Thome has been member of the Cleveland Indians, Chicago White Sox, Philadelphia Phillies, L.A. Dodgers and now seems to be finishing a long successful career with the Twins.

I find it disconcerting how some people seem to overlook or downplay guys that deserve a spot in baseball’s hall. Guys like Bert Blyleven (finally inducted this year) and Ron Santo, now deceased but not inducted, who are deserving but put through years and years of frustration. I am glad for Blyleven, he is a class guy who deserves enshrinement. Yet, I am a bit miffed that Santo, also deserving, wasn’t vote in while he was alive. He will never be able to enjoy the moment that a lifetime honor like the HOF brings – sad, sad, sad.

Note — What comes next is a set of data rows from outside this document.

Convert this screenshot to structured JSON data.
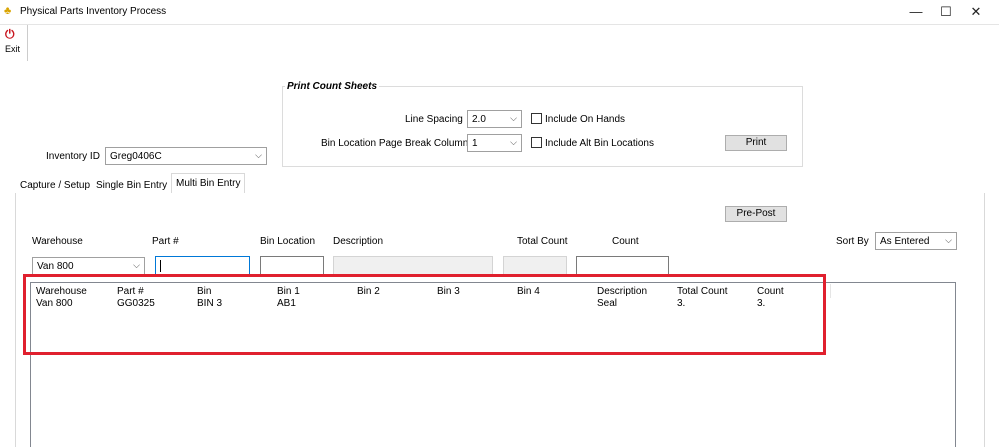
{
  "window": {
    "title": "Physical Parts Inventory Process",
    "minimize_glyph": "—",
    "maximize_glyph": "☐",
    "close_glyph": "✕"
  },
  "toolbar": {
    "exit_label": "Exit",
    "exit_icon": "exit-arrow-icon"
  },
  "header": {
    "inventory_id_label": "Inventory ID",
    "inventory_id_value": "Greg0406C"
  },
  "print_group": {
    "title": "Print Count Sheets",
    "line_spacing_label": "Line Spacing",
    "line_spacing_value": "2.0",
    "page_break_label": "Bin Location Page Break Column",
    "page_break_value": "1",
    "include_on_hands_label": "Include On Hands",
    "include_alt_bins_label": "Include Alt Bin Locations",
    "print_label": "Print"
  },
  "tabs": [
    {
      "label": "Capture / Setup"
    },
    {
      "label": "Single Bin Entry"
    },
    {
      "label": "Multi Bin Entry"
    }
  ],
  "multi_bin": {
    "prepost_label": "Pre-Post",
    "sort_by_label": "Sort By",
    "sort_by_value": "As Entered",
    "fields": {
      "warehouse_label": "Warehouse",
      "part_label": "Part #",
      "bin_location_label": "Bin Location",
      "description_label": "Description",
      "total_count_label": "Total Count",
      "count_label": "Count",
      "warehouse_value": "Van 800"
    },
    "table": {
      "columns": [
        "Warehouse",
        "Part #",
        "Bin",
        "Bin 1",
        "Bin 2",
        "Bin 3",
        "Bin 4",
        "Description",
        "Total Count",
        "Count"
      ],
      "rows": [
        [
          "Van 800",
          "GG0325",
          "BIN 3",
          "AB1",
          "",
          "",
          "",
          "Seal",
          "3.",
          "3."
        ]
      ]
    }
  },
  "colors": {
    "highlight": "#e0202e",
    "focus_border": "#0078d7"
  }
}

Back to Thome, a lifetime .277 hitter who ranks in the top 30 all-time in RBIs with 1,646. Eighteen times he has had 20 or more home runs and 12 times at least 30. He has been in the top 10 of MVP balloting four times. For a nine year period (1996 to 2004), he hit more than 30 home runs every year. He isn’t yet up for the Hall – he is still playing. But to suggest he wasn’t and isn’t feared disrespects one of the true gentlemen in the game.

Remember, I am a Tigers fan, a team that Thome has brutalized over his career. Just as I listened to many deride Derek Jeter’s quest for 3,000 hits and his candidacy for the HOF, I feel the same about Thome. Both men deserve a spot in Cooperstown.

Jeter has been one of the game’s great ambassadors and a Yankee’s captain, who has performed at a top level over one of the great runs of that proud franchise. And, Thome, wherever he has been, he has produced.

Is Thome feared? Maybe not.

I bet if you ask managers, or better yet, pitchers, what they are thinking about when the 40-year old power hitter steps into the batter’s box in a crucial moment, “fear” might not what they are feeling, but “scared’ is etched on their faces.